If, however, each child faces their own coin flip (experiencing, say, idiosyncratic risks), that crash never comes. Instead, the risk of those flips is diversified and the growth of the population more closely resembles the ensemble average, even over the very long term.

Below is a chart of population for a simulation of 100 generations of the accepting population, starting with a population of 10,000. For this simulation, I have assumed that at the end of each period, the accepting types will have a number of children equal to the proportional increase in their wealth. For example, if they flip heads, they will have 1.5 children, For tails, they will have 0.6 children. They then die. (The simulation works out largely the same if I make the number of children probabilistic in accord with those numbers.) Each child takes their own flip.

Code
set.seed(20191215)
evolutionBet <- function(p, n, t, gain, loss){

  #p is probability of a gain
  #region  is how many people in the simulation
  #t is the number of generations simulated

  params <- as.data.frame(c(p, n, t, gain, loss))
  rownames(params) <- c("p", "n", "t", "gain", "loss")
  colnames(params) <- "value"

  sim <- matrix(data = NA, nrow = t, ncol = 1)

  sim <- rbind(n, sim) #placing the starting population in the first row

  for (i in 1:t) {
    for (j in 1:round(n)) {
      outcome <- rbinom(n=1, size=1, prob=p)
      ifelse(outcome==0, x <- loss, x <- gain)
      n <- n + (x-1)
    }
    n <- round(n)
    sim[i+1] <- n #"+1" as have starting population in first row
  }

  sim <- cbind(seq(0,t), sim) #number each period
  sim <- data.frame(sim, row.names=NULL)
  colnames(sim) <- c("period", "n")
  sim <- list(params=params, sim=sim)
  sim
}

evolution <- evolutionBet(p=0.5, n=10000, t=100, gain=1.5, loss=0.6) #more than 100 periods can take a very long time, simulation slows markedly as population grows

# Plot the population growth for the evolutionary scenario (Figure 8).

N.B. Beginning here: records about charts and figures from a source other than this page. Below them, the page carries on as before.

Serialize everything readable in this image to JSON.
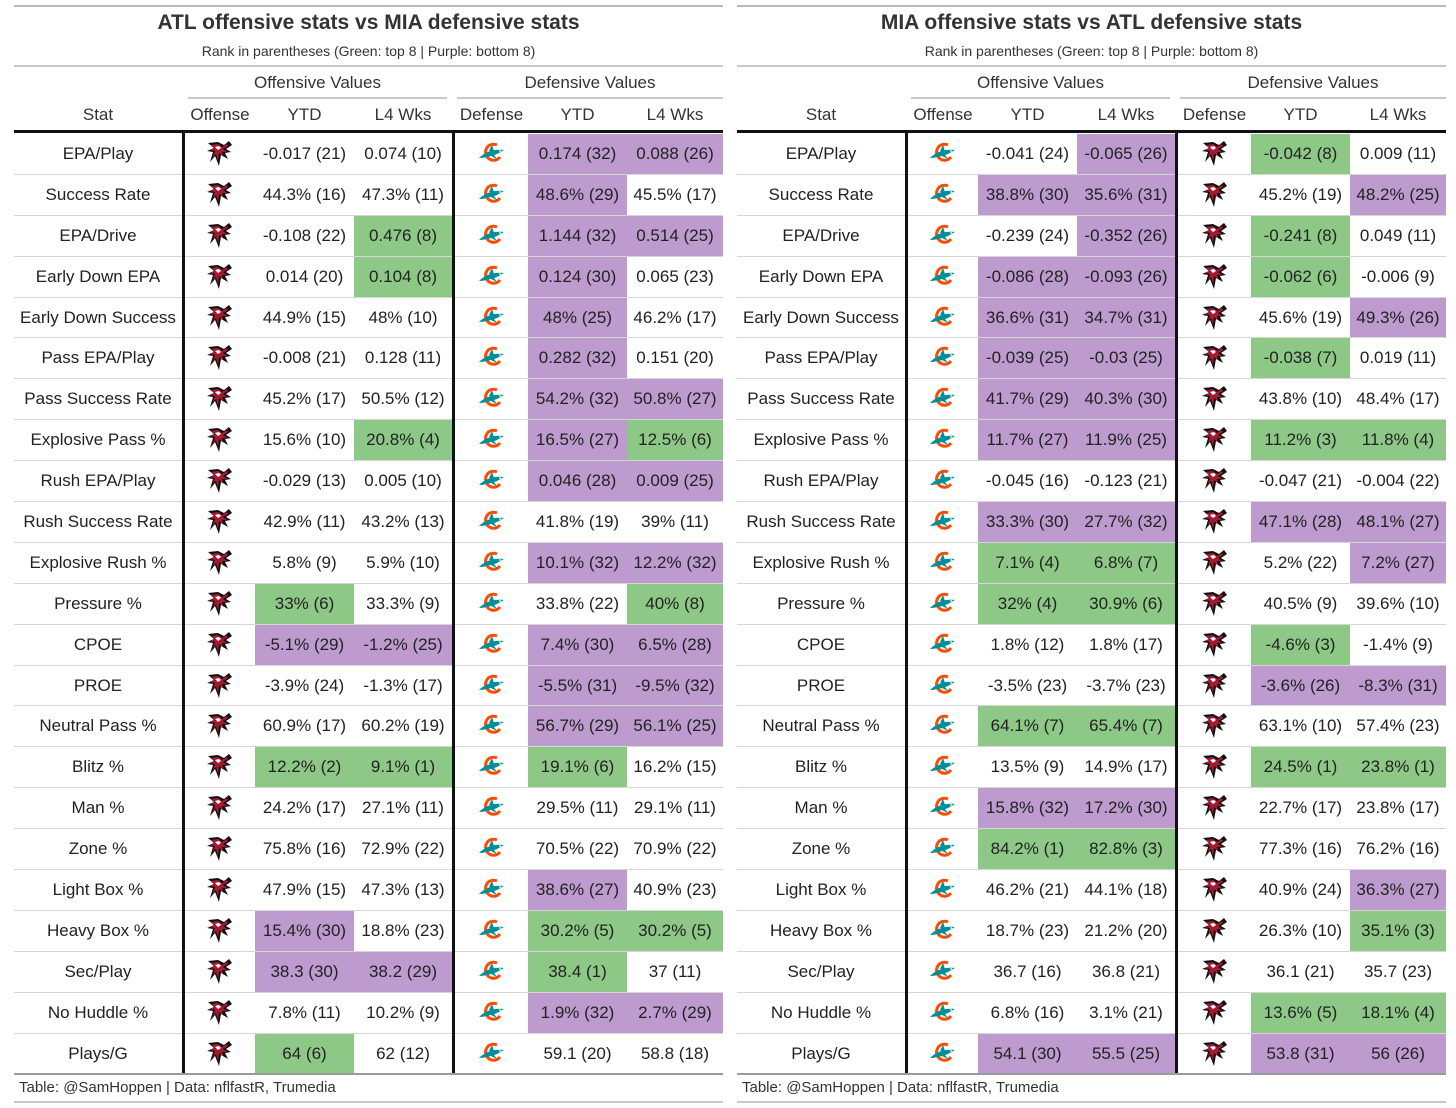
{
  "colors": {
    "green": "#8dc887",
    "purple": "#bd9bce",
    "falcons_red": "#a71930",
    "dolphins_aqua": "#008e97",
    "dolphins_orange": "#fc4c02"
  },
  "legend": {
    "g": "top 8",
    "p": "bottom 8"
  },
  "columns": {
    "stat": "Stat",
    "offense": "Offense",
    "defense": "Defense",
    "ytd": "YTD",
    "l4": "L4 Wks",
    "offensive_values": "Offensive Values",
    "defensive_values": "Defensive Values"
  },
  "panels": [
    {
      "title": "ATL offensive stats vs MIA defensive stats",
      "subtitle": "Rank in parentheses (Green: top 8 | Purple: bottom 8)",
      "offense_team": "ATL",
      "offense_logo": "falcons-logo-icon",
      "defense_team": "MIA",
      "defense_logo": "dolphins-logo-icon",
      "credit": "Table: @SamHoppen | Data: nflfastR, Trumedia",
      "rows": [
        {
          "stat": "EPA/Play",
          "off_ytd": "-0.017 (21)",
          "off_ytd_c": "",
          "off_l4": "0.074 (10)",
          "off_l4_c": "",
          "def_ytd": "0.174 (32)",
          "def_ytd_c": "p",
          "def_l4": "0.088 (26)",
          "def_l4_c": "p"
        },
        {
          "stat": "Success Rate",
          "off_ytd": "44.3% (16)",
          "off_ytd_c": "",
          "off_l4": "47.3% (11)",
          "off_l4_c": "",
          "def_ytd": "48.6% (29)",
          "def_ytd_c": "p",
          "def_l4": "45.5% (17)",
          "def_l4_c": ""
        },
        {
          "stat": "EPA/Drive",
          "off_ytd": "-0.108 (22)",
          "off_ytd_c": "",
          "off_l4": "0.476 (8)",
          "off_l4_c": "g",
          "def_ytd": "1.144 (32)",
          "def_ytd_c": "p",
          "def_l4": "0.514 (25)",
          "def_l4_c": "p"
        },
        {
          "stat": "Early Down EPA",
          "off_ytd": "0.014 (20)",
          "off_ytd_c": "",
          "off_l4": "0.104 (8)",
          "off_l4_c": "g",
          "def_ytd": "0.124 (30)",
          "def_ytd_c": "p",
          "def_l4": "0.065 (23)",
          "def_l4_c": ""
        },
        {
          "stat": "Early Down Success",
          "off_ytd": "44.9% (15)",
          "off_ytd_c": "",
          "off_l4": "48% (10)",
          "off_l4_c": "",
          "def_ytd": "48% (25)",
          "def_ytd_c": "p",
          "def_l4": "46.2% (17)",
          "def_l4_c": ""
        },
        {
          "stat": "Pass EPA/Play",
          "off_ytd": "-0.008 (21)",
          "off_ytd_c": "",
          "off_l4": "0.128 (11)",
          "off_l4_c": "",
          "def_ytd": "0.282 (32)",
          "def_ytd_c": "p",
          "def_l4": "0.151 (20)",
          "def_l4_c": ""
        },
        {
          "stat": "Pass Success Rate",
          "off_ytd": "45.2% (17)",
          "off_ytd_c": "",
          "off_l4": "50.5% (12)",
          "off_l4_c": "",
          "def_ytd": "54.2% (32)",
          "def_ytd_c": "p",
          "def_l4": "50.8% (27)",
          "def_l4_c": "p"
        },
        {
          "stat": "Explosive Pass %",
          "off_ytd": "15.6% (10)",
          "off_ytd_c": "",
          "off_l4": "20.8% (4)",
          "off_l4_c": "g",
          "def_ytd": "16.5% (27)",
          "def_ytd_c": "p",
          "def_l4": "12.5% (6)",
          "def_l4_c": "g"
        },
        {
          "stat": "Rush EPA/Play",
          "off_ytd": "-0.029 (13)",
          "off_ytd_c": "",
          "off_l4": "0.005 (10)",
          "off_l4_c": "",
          "def_ytd": "0.046 (28)",
          "def_ytd_c": "p",
          "def_l4": "0.009 (25)",
          "def_l4_c": "p"
        },
        {
          "stat": "Rush Success Rate",
          "off_ytd": "42.9% (11)",
          "off_ytd_c": "",
          "off_l4": "43.2% (13)",
          "off_l4_c": "",
          "def_ytd": "41.8% (19)",
          "def_ytd_c": "",
          "def_l4": "39% (11)",
          "def_l4_c": ""
        },
        {
          "stat": "Explosive Rush %",
          "off_ytd": "5.8% (9)",
          "off_ytd_c": "",
          "off_l4": "5.9% (10)",
          "off_l4_c": "",
          "def_ytd": "10.1% (32)",
          "def_ytd_c": "p",
          "def_l4": "12.2% (32)",
          "def_l4_c": "p"
        },
        {
          "stat": "Pressure %",
          "off_ytd": "33% (6)",
          "off_ytd_c": "g",
          "off_l4": "33.3% (9)",
          "off_l4_c": "",
          "def_ytd": "33.8% (22)",
          "def_ytd_c": "",
          "def_l4": "40% (8)",
          "def_l4_c": "g"
        },
        {
          "stat": "CPOE",
          "off_ytd": "-5.1% (29)",
          "off_ytd_c": "p",
          "off_l4": "-1.2% (25)",
          "off_l4_c": "p",
          "def_ytd": "7.4% (30)",
          "def_ytd_c": "p",
          "def_l4": "6.5% (28)",
          "def_l4_c": "p"
        },
        {
          "stat": "PROE",
          "off_ytd": "-3.9% (24)",
          "off_ytd_c": "",
          "off_l4": "-1.3% (17)",
          "off_l4_c": "",
          "def_ytd": "-5.5% (31)",
          "def_ytd_c": "p",
          "def_l4": "-9.5% (32)",
          "def_l4_c": "p"
        },
        {
          "stat": "Neutral Pass %",
          "off_ytd": "60.9% (17)",
          "off_ytd_c": "",
          "off_l4": "60.2% (19)",
          "off_l4_c": "",
          "def_ytd": "56.7% (29)",
          "def_ytd_c": "p",
          "def_l4": "56.1% (25)",
          "def_l4_c": "p"
        },
        {
          "stat": "Blitz %",
          "off_ytd": "12.2% (2)",
          "off_ytd_c": "g",
          "off_l4": "9.1% (1)",
          "off_l4_c": "g",
          "def_ytd": "19.1% (6)",
          "def_ytd_c": "g",
          "def_l4": "16.2% (15)",
          "def_l4_c": ""
        },
        {
          "stat": "Man %",
          "off_ytd": "24.2% (17)",
          "off_ytd_c": "",
          "off_l4": "27.1% (11)",
          "off_l4_c": "",
          "def_ytd": "29.5% (11)",
          "def_ytd_c": "",
          "def_l4": "29.1% (11)",
          "def_l4_c": ""
        },
        {
          "stat": "Zone %",
          "off_ytd": "75.8% (16)",
          "off_ytd_c": "",
          "off_l4": "72.9% (22)",
          "off_l4_c": "",
          "def_ytd": "70.5% (22)",
          "def_ytd_c": "",
          "def_l4": "70.9% (22)",
          "def_l4_c": ""
        },
        {
          "stat": "Light Box %",
          "off_ytd": "47.9% (15)",
          "off_ytd_c": "",
          "off_l4": "47.3% (13)",
          "off_l4_c": "",
          "def_ytd": "38.6% (27)",
          "def_ytd_c": "p",
          "def_l4": "40.9% (23)",
          "def_l4_c": ""
        },
        {
          "stat": "Heavy Box %",
          "off_ytd": "15.4% (30)",
          "off_ytd_c": "p",
          "off_l4": "18.8% (23)",
          "off_l4_c": "",
          "def_ytd": "30.2% (5)",
          "def_ytd_c": "g",
          "def_l4": "30.2% (5)",
          "def_l4_c": "g"
        },
        {
          "stat": "Sec/Play",
          "off_ytd": "38.3 (30)",
          "off_ytd_c": "p",
          "off_l4": "38.2 (29)",
          "off_l4_c": "p",
          "def_ytd": "38.4 (1)",
          "def_ytd_c": "g",
          "def_l4": "37 (11)",
          "def_l4_c": ""
        },
        {
          "stat": "No Huddle %",
          "off_ytd": "7.8% (11)",
          "off_ytd_c": "",
          "off_l4": "10.2% (9)",
          "off_l4_c": "",
          "def_ytd": "1.9% (32)",
          "def_ytd_c": "p",
          "def_l4": "2.7% (29)",
          "def_l4_c": "p"
        },
        {
          "stat": "Plays/G",
          "off_ytd": "64 (6)",
          "off_ytd_c": "g",
          "off_l4": "62 (12)",
          "off_l4_c": "",
          "def_ytd": "59.1 (20)",
          "def_ytd_c": "",
          "def_l4": "58.8 (18)",
          "def_l4_c": ""
        }
      ]
    },
    {
      "title": "MIA offensive stats vs ATL defensive stats",
      "subtitle": "Rank in parentheses (Green: top 8 | Purple: bottom 8)",
      "offense_team": "MIA",
      "offense_logo": "dolphins-logo-icon",
      "defense_team": "ATL",
      "defense_logo": "falcons-logo-icon",
      "credit": "Table: @SamHoppen | Data: nflfastR, Trumedia",
      "rows": [
        {
          "stat": "EPA/Play",
          "off_ytd": "-0.041 (24)",
          "off_ytd_c": "",
          "off_l4": "-0.065 (26)",
          "off_l4_c": "p",
          "def_ytd": "-0.042 (8)",
          "def_ytd_c": "g",
          "def_l4": "0.009 (11)",
          "def_l4_c": ""
        },
        {
          "stat": "Success Rate",
          "off_ytd": "38.8% (30)",
          "off_ytd_c": "p",
          "off_l4": "35.6% (31)",
          "off_l4_c": "p",
          "def_ytd": "45.2% (19)",
          "def_ytd_c": "",
          "def_l4": "48.2% (25)",
          "def_l4_c": "p"
        },
        {
          "stat": "EPA/Drive",
          "off_ytd": "-0.239 (24)",
          "off_ytd_c": "",
          "off_l4": "-0.352 (26)",
          "off_l4_c": "p",
          "def_ytd": "-0.241 (8)",
          "def_ytd_c": "g",
          "def_l4": "0.049 (11)",
          "def_l4_c": ""
        },
        {
          "stat": "Early Down EPA",
          "off_ytd": "-0.086 (28)",
          "off_ytd_c": "p",
          "off_l4": "-0.093 (26)",
          "off_l4_c": "p",
          "def_ytd": "-0.062 (6)",
          "def_ytd_c": "g",
          "def_l4": "-0.006 (9)",
          "def_l4_c": ""
        },
        {
          "stat": "Early Down Success",
          "off_ytd": "36.6% (31)",
          "off_ytd_c": "p",
          "off_l4": "34.7% (31)",
          "off_l4_c": "p",
          "def_ytd": "45.6% (19)",
          "def_ytd_c": "",
          "def_l4": "49.3% (26)",
          "def_l4_c": "p"
        },
        {
          "stat": "Pass EPA/Play",
          "off_ytd": "-0.039 (25)",
          "off_ytd_c": "p",
          "off_l4": "-0.03 (25)",
          "off_l4_c": "p",
          "def_ytd": "-0.038 (7)",
          "def_ytd_c": "g",
          "def_l4": "0.019 (11)",
          "def_l4_c": ""
        },
        {
          "stat": "Pass Success Rate",
          "off_ytd": "41.7% (29)",
          "off_ytd_c": "p",
          "off_l4": "40.3% (30)",
          "off_l4_c": "p",
          "def_ytd": "43.8% (10)",
          "def_ytd_c": "",
          "def_l4": "48.4% (17)",
          "def_l4_c": ""
        },
        {
          "stat": "Explosive Pass %",
          "off_ytd": "11.7% (27)",
          "off_ytd_c": "p",
          "off_l4": "11.9% (25)",
          "off_l4_c": "p",
          "def_ytd": "11.2% (3)",
          "def_ytd_c": "g",
          "def_l4": "11.8% (4)",
          "def_l4_c": "g"
        },
        {
          "stat": "Rush EPA/Play",
          "off_ytd": "-0.045 (16)",
          "off_ytd_c": "",
          "off_l4": "-0.123 (21)",
          "off_l4_c": "",
          "def_ytd": "-0.047 (21)",
          "def_ytd_c": "",
          "def_l4": "-0.004 (22)",
          "def_l4_c": ""
        },
        {
          "stat": "Rush Success Rate",
          "off_ytd": "33.3% (30)",
          "off_ytd_c": "p",
          "off_l4": "27.7% (32)",
          "off_l4_c": "p",
          "def_ytd": "47.1% (28)",
          "def_ytd_c": "p",
          "def_l4": "48.1% (27)",
          "def_l4_c": "p"
        },
        {
          "stat": "Explosive Rush %",
          "off_ytd": "7.1% (4)",
          "off_ytd_c": "g",
          "off_l4": "6.8% (7)",
          "off_l4_c": "g",
          "def_ytd": "5.2% (22)",
          "def_ytd_c": "",
          "def_l4": "7.2% (27)",
          "def_l4_c": "p"
        },
        {
          "stat": "Pressure %",
          "off_ytd": "32% (4)",
          "off_ytd_c": "g",
          "off_l4": "30.9% (6)",
          "off_l4_c": "g",
          "def_ytd": "40.5% (9)",
          "def_ytd_c": "",
          "def_l4": "39.6% (10)",
          "def_l4_c": ""
        },
        {
          "stat": "CPOE",
          "off_ytd": "1.8% (12)",
          "off_ytd_c": "",
          "off_l4": "1.8% (17)",
          "off_l4_c": "",
          "def_ytd": "-4.6% (3)",
          "def_ytd_c": "g",
          "def_l4": "-1.4% (9)",
          "def_l4_c": ""
        },
        {
          "stat": "PROE",
          "off_ytd": "-3.5% (23)",
          "off_ytd_c": "",
          "off_l4": "-3.7% (23)",
          "off_l4_c": "",
          "def_ytd": "-3.6% (26)",
          "def_ytd_c": "p",
          "def_l4": "-8.3% (31)",
          "def_l4_c": "p"
        },
        {
          "stat": "Neutral Pass %",
          "off_ytd": "64.1% (7)",
          "off_ytd_c": "g",
          "off_l4": "65.4% (7)",
          "off_l4_c": "g",
          "def_ytd": "63.1% (10)",
          "def_ytd_c": "",
          "def_l4": "57.4% (23)",
          "def_l4_c": ""
        },
        {
          "stat": "Blitz %",
          "off_ytd": "13.5% (9)",
          "off_ytd_c": "",
          "off_l4": "14.9% (17)",
          "off_l4_c": "",
          "def_ytd": "24.5% (1)",
          "def_ytd_c": "g",
          "def_l4": "23.8% (1)",
          "def_l4_c": "g"
        },
        {
          "stat": "Man %",
          "off_ytd": "15.8% (32)",
          "off_ytd_c": "p",
          "off_l4": "17.2% (30)",
          "off_l4_c": "p",
          "def_ytd": "22.7% (17)",
          "def_ytd_c": "",
          "def_l4": "23.8% (17)",
          "def_l4_c": ""
        },
        {
          "stat": "Zone %",
          "off_ytd": "84.2% (1)",
          "off_ytd_c": "g",
          "off_l4": "82.8% (3)",
          "off_l4_c": "g",
          "def_ytd": "77.3% (16)",
          "def_ytd_c": "",
          "def_l4": "76.2% (16)",
          "def_l4_c": ""
        },
        {
          "stat": "Light Box %",
          "off_ytd": "46.2% (21)",
          "off_ytd_c": "",
          "off_l4": "44.1% (18)",
          "off_l4_c": "",
          "def_ytd": "40.9% (24)",
          "def_ytd_c": "",
          "def_l4": "36.3% (27)",
          "def_l4_c": "p"
        },
        {
          "stat": "Heavy Box %",
          "off_ytd": "18.7% (23)",
          "off_ytd_c": "",
          "off_l4": "21.2% (20)",
          "off_l4_c": "",
          "def_ytd": "26.3% (10)",
          "def_ytd_c": "",
          "def_l4": "35.1% (3)",
          "def_l4_c": "g"
        },
        {
          "stat": "Sec/Play",
          "off_ytd": "36.7 (16)",
          "off_ytd_c": "",
          "off_l4": "36.8 (21)",
          "off_l4_c": "",
          "def_ytd": "36.1 (21)",
          "def_ytd_c": "",
          "def_l4": "35.7 (23)",
          "def_l4_c": ""
        },
        {
          "stat": "No Huddle %",
          "off_ytd": "6.8% (16)",
          "off_ytd_c": "",
          "off_l4": "3.1% (21)",
          "off_l4_c": "",
          "def_ytd": "13.6% (5)",
          "def_ytd_c": "g",
          "def_l4": "18.1% (4)",
          "def_l4_c": "g"
        },
        {
          "stat": "Plays/G",
          "off_ytd": "54.1 (30)",
          "off_ytd_c": "p",
          "off_l4": "55.5 (25)",
          "off_l4_c": "p",
          "def_ytd": "53.8 (31)",
          "def_ytd_c": "p",
          "def_l4": "56 (26)",
          "def_l4_c": "p"
        }
      ]
    }
  ]
}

basePlotEvo <- ggplot(evolution$sim[c(1:101),], aes(x=period))

expectationPlotEvo <- basePlotEvo +
  geom_line(aes(y=n), color = 1, linewidth=1) +
  labs(y = "Population")

expectationPlotEvo
Figure 8: Population of accepting types

This has an expected population growth rate of 5%.

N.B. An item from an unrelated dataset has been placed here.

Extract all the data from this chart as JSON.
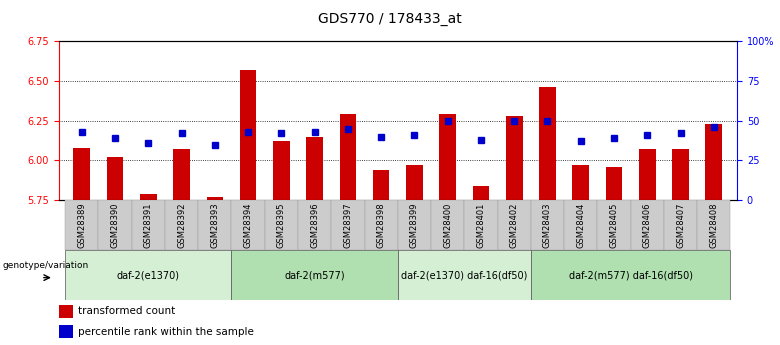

This evolutionary scenario differs from the Kelly criterion in that the accepting types are effectively able to take many independent shares of the bet for a tiny fraction of their inclusive fitness.

In a Nature Physics paper summarising some of his work, Peters writes:

[I]n maximizing the expectation value - an ensemble average over all possible outcomes of the gamble - expected utility theory implicitly assumes that individuals can interact with copies of themselves, effectively in parallel universes (the other members of the ensemble). An expectation value of a non-ergodic observable physically corresponds to pooling and sharing among many entities. That may reflect what happens in a specially designed large collective, but it doesn’t reflect the situation of an individual decision-maker.

For a replicating entity that can diversify future bets across many offspring, they can do just this.

There are a lot of wrinkles that could be thrown into this simulation. How many bets does someone have to make before they reproduce and effectively diversify their future? The more bets, the higher the chance of a poor end. There is also the question of whether bets by children would be truly independent (Imagine a highly related tribe).